Nos últimos dez anos apareceram clubes que, como meteoros, acendiam a chama da “terceira força” nos microfones baianos. Quem não se lembra do Palmeiras-Nordeste, um modelo de gestão esportiva no interior? E o Ipitanga, grande revelador de talentos? E o Vitória da Conquista, com um presidente jovem e metas ousadas? E o Bahia de Feira, campeão estadual e com estrutura invejável? Nenhum destes conseguiu sequer mostrar algo de positivo na última divisão do Campeonato Brasileiro, e não conseguem lotar seus estádios com campanhas consistentes.
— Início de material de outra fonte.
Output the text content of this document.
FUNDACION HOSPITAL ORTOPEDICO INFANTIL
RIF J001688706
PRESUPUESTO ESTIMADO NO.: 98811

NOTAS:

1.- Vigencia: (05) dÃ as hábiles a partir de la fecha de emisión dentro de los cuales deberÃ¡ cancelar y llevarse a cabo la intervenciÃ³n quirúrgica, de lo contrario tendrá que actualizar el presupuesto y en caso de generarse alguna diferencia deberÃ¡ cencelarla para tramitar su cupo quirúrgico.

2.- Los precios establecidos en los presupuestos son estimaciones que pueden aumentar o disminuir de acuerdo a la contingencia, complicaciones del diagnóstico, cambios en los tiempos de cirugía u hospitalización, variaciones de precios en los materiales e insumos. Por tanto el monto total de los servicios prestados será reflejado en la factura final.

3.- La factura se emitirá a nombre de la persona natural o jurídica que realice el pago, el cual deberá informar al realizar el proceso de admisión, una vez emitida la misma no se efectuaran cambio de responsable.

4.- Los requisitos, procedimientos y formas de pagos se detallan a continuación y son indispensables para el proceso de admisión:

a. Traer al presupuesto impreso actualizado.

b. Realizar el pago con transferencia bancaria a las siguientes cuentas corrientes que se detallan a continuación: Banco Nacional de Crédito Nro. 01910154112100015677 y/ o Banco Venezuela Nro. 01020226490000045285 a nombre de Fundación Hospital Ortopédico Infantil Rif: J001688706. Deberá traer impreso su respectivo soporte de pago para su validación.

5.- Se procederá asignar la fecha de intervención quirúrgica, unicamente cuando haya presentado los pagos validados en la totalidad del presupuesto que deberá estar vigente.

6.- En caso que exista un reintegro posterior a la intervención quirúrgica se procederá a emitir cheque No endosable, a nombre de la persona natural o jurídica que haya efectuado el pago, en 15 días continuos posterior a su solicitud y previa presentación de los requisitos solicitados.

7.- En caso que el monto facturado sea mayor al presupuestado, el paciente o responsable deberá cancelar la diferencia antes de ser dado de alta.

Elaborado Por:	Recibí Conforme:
Se essa teoria fosse viável na Bahia, sempre achei que o Fluminense de Feira de Santana seria o primeiro candidato. Clube com tradição, torcida fiel, rivalidade forte com a dupla BaVi, morador de uma das cidades mais fortes economicamente do Nordeste. Dois títulos estaduais, CT próprio, blá blá blá… tudo no campo da teoria. O Fluminense, há decadas, não consegue ser sombra de um clube que honre as suas próprias cores. Pelos mesmos motivos, destacaria o Atlético de Alagoinhas. Pura ilusão.

No próximo final de semana, um dos dois cairá para a segunda divisão do Campeonato Baiano. E, a depender do que faça o Botafogo, os dois poderão morrer abraçados. Reflexo de administrações equivocadas, amadoras e sem nenhum compromisso com as histórias de ambos. O Fluminense já havia sido rebaixado em 1998, enquanto o Atlético caiu nos anos de 1992 e 1995. São duas décadas de temporadas cercadas, em sua maioria, por incompetência.
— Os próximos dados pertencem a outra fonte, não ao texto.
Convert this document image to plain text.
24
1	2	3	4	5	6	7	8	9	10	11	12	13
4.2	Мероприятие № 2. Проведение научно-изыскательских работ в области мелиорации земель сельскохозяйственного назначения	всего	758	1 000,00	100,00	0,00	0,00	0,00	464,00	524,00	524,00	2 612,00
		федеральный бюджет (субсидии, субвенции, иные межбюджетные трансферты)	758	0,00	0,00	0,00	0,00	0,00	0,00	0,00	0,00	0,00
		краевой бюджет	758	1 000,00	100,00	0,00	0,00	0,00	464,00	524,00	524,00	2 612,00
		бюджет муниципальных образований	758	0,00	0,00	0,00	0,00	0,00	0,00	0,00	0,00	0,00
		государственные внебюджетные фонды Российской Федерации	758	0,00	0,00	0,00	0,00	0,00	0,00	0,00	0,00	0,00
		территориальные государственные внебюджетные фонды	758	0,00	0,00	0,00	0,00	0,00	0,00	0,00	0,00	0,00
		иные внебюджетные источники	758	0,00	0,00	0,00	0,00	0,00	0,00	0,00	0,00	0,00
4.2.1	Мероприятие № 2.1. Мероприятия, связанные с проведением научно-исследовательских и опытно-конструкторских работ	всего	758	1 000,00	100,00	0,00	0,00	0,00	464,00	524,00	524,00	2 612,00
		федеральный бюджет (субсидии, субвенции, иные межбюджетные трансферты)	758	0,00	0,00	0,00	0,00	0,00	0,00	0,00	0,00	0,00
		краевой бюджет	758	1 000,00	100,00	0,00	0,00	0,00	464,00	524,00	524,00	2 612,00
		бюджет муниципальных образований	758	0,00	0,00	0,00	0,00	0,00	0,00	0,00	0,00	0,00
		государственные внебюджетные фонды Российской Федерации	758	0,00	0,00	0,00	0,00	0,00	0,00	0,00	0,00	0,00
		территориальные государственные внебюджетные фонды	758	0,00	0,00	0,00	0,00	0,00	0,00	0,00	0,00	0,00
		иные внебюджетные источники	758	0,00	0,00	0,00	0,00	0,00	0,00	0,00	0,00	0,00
A busca pela “terceira força no futebol da Bahia” torna-se vazia com tantos exemplos ruins. Enquanto a mentalidade dos dirigentes, muitas vezes ligados escancaradamente a administrações públicas ou sem nenhuma expertise em planejamento esportivo, for esta, não existirá um clube de futebol forte no interior baiano. E o pior: os tradicionais, os que levam torcedor ao estádio, que mantêm a chama da tradição acesa no Estadual, pateticamente destroem as esperanças dos mais otimistas.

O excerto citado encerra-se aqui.